Das Fasnetskonzert in der Stadthalle lockt viele Besucher.Foto: Schnekenburger Foto: Schwarzwälder-Bote

Fasnetskonzert: Stadtkapelle sorgt für emotionale Bilder / Kabarett beleuchtet auch Rottweiler Interna

Um die Welt und durch die Zeit: Der Anspruch der Stadtkapelle beim Fasnetskonzert ist wahrlich kein geringer. Nach gut zweieinhalb Stunden kann man feststellen: zurecht – Anspruch erfüllt.

Rottweil. Die Stadthalle ist bunt geschmückt, Musiker von Stadtkapelle und Jugendkapelle haben ihre Kostüme angelegt – oder doch nicht, denn die Ouvertüre ist ganz klassisch: Mit dem Rottweiler Narrenmarsch ziehen die Musiker am Sonntagabend in den Saal.
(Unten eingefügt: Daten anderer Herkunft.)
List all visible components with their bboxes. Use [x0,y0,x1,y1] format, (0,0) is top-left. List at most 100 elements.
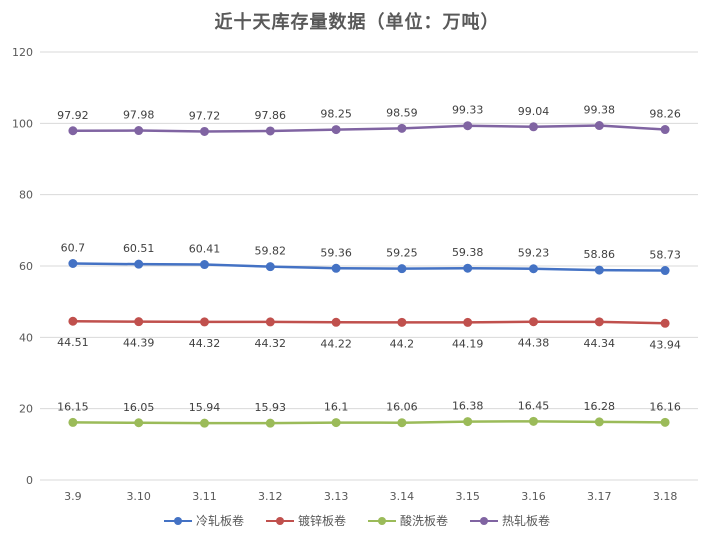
data-point [68,126,78,136]
data-point [265,262,275,272]
data-point [463,317,473,327]
y-tick-label: 100 [12,117,33,130]
data-point [331,125,341,135]
data-label: 60.7 [61,242,86,255]
data-label: 44.19 [452,337,484,350]
data-label: 60.41 [189,243,221,256]
x-tick-label: 3.9 [64,490,82,503]
data-label: 16.15 [57,400,89,413]
y-tick-label: 20 [19,403,33,416]
data-point [397,317,407,327]
legend-swatch [470,516,499,526]
x-tick-label: 3.12 [258,490,283,503]
data-label: 15.94 [189,401,221,414]
data-point [660,125,670,135]
x-tick-label: 3.10 [126,490,151,503]
data-point [200,418,209,428]
data-label: 43.94 [649,338,681,351]
data-point [200,126,209,136]
legend: 冷轧板卷 镀锌板卷 酸洗板卷 热轧板卷 [0,512,714,529]
data-point [397,418,407,428]
data-point [265,418,275,428]
data-point [660,266,670,276]
data-label: 44.32 [255,337,287,350]
legend-swatch [163,516,192,526]
data-label: 97.92 [57,109,89,122]
data-label: 59.23 [518,247,550,260]
data-label: 44.22 [320,337,352,350]
data-point [68,316,78,326]
data-point [331,317,341,327]
data-point [200,260,209,270]
data-point [529,317,538,327]
data-point [660,318,670,328]
data-point [529,264,538,274]
legend-swatch [265,516,294,526]
data-point [397,123,407,133]
data-label: 58.86 [584,248,616,261]
data-label: 97.98 [123,109,155,122]
y-tick-label: 80 [19,189,33,202]
data-point [134,418,144,428]
legend-label: 热轧板卷 [502,514,551,528]
x-tick-label: 3.16 [521,490,546,503]
legend-label: 冷轧板卷 [195,514,244,528]
data-point [134,126,144,136]
series-line [72,420,666,425]
data-point [331,418,341,428]
x-tick-label: 3.14 [390,490,415,503]
data-point [529,122,538,132]
data-label: 97.72 [189,109,221,122]
data-label: 16.16 [649,400,681,413]
data-point [529,416,538,426]
series-line [72,262,666,272]
data-label: 44.39 [123,337,155,350]
data-label: 59.25 [386,247,418,260]
chart-title: 近十天库存量数据（单位：万吨） [214,12,500,33]
data-label: 16.06 [386,401,418,414]
data-point [660,417,670,427]
legend-item: 冷轧板卷 [163,512,244,529]
data-point [463,417,473,427]
data-label: 59.38 [452,246,484,259]
data-point [200,317,209,327]
data-point [331,263,341,273]
data-label: 99.38 [584,104,616,117]
data-label: 59.82 [255,245,287,258]
data-label: 44.51 [57,336,89,349]
data-point [594,265,604,275]
data-point [594,121,604,131]
data-point [397,264,407,274]
data-label: 58.73 [649,249,681,262]
data-label: 16.05 [123,401,155,414]
series-line [72,124,666,133]
data-point [68,259,78,269]
data-label: 99.33 [452,104,484,117]
legend-item: 热轧板卷 [470,512,550,529]
x-tick-label: 3.17 [587,490,612,503]
data-label: 16.38 [452,400,484,413]
data-point [265,126,275,136]
data-point [463,121,473,131]
data-label: 44.34 [584,337,616,350]
legend-item: 镀锌板卷 [265,512,346,529]
data-label: 98.26 [649,108,681,121]
data-label: 44.38 [518,337,550,350]
data-label: 16.1 [324,401,349,414]
legend-label: 镀锌板卷 [297,514,346,528]
data-label: 44.32 [189,337,221,350]
data-point [463,263,473,273]
data-label: 59.36 [320,246,352,259]
data-label: 44.2 [390,337,415,350]
y-tick-label: 60 [19,260,33,273]
data-label: 99.04 [518,105,550,118]
x-tick-label: 3.18 [653,490,678,503]
data-label: 98.59 [386,106,418,119]
y-tick-label: 40 [19,331,33,344]
data-label: 60.51 [123,242,155,255]
data-label: 16.45 [518,399,550,412]
legend-swatch [368,516,396,526]
data-label: 98.25 [320,108,352,121]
Und nicht nur das Publikum ist ganz entzückt, sondern auch Moderator Frank Golischewski. Der ist von Mainz nach Rottweil gekommen – "von Fastnachts-Hochburg zu Fastnachts-Hochburg" hat er noch am Nachmittag geschrieben –, um durch das Programm zu führen. Und er macht keinen Hehl daraus, dass ihm der Rottweiler Narrenmarsch durchaus liegt, seit er 1981 zum ersten Mal als Student der Trossinger Musikhochschule ins Publikum beim Rottweiler Narrensprung wechselte.

Natürlich werden auch die Narrenmärsche der Schwesterzünfte ordentlich gewürdigt. Der Überlinger verweist immerhin in die Barockzeit und ist damit auf der Zeitschiene ein Ausgangspunkt. Und während es im Programm munter rund um die Welt geht, von Chanson bis Calypso gewissermaßen, endet die Zeitschiene nicht etwa bei "Lemon Tree", von dem die Jugendkapelle ein sehr schönes Arrangement serviert, oder dem "Toto"-Medley der Stadtkapelle, sondern mit der kabarettistischen Musik-Reprise auf eine Begebenheit am Narrentag: "Hallo, I glaub’ i kenn’ di" bringt den Saal ins Smartphone-Zeitalter, zum Schmunzeln und Mitsingen. Vorsängerinnen sind Leonie und Elisa Braun, und zuvor gibt es vom Trio Volker Braun, Simon Busch und Jo Aiple entwaffnende Einblicke in Rottweiler Gremiensitzungen: Während bei demnach Stadtkapelle und Volksbank wenig läuft, läuft bei der Narrenzunft gar nichts. Außer Rührung. Wenn auch der Nachklang vom Nachklang vom Nachklang des Narrentags noch solche Überwältigung schafft, muss man einfach zustimmen: Angesichts dieses Ereignisses waren alle anderen bisher "Narradägle".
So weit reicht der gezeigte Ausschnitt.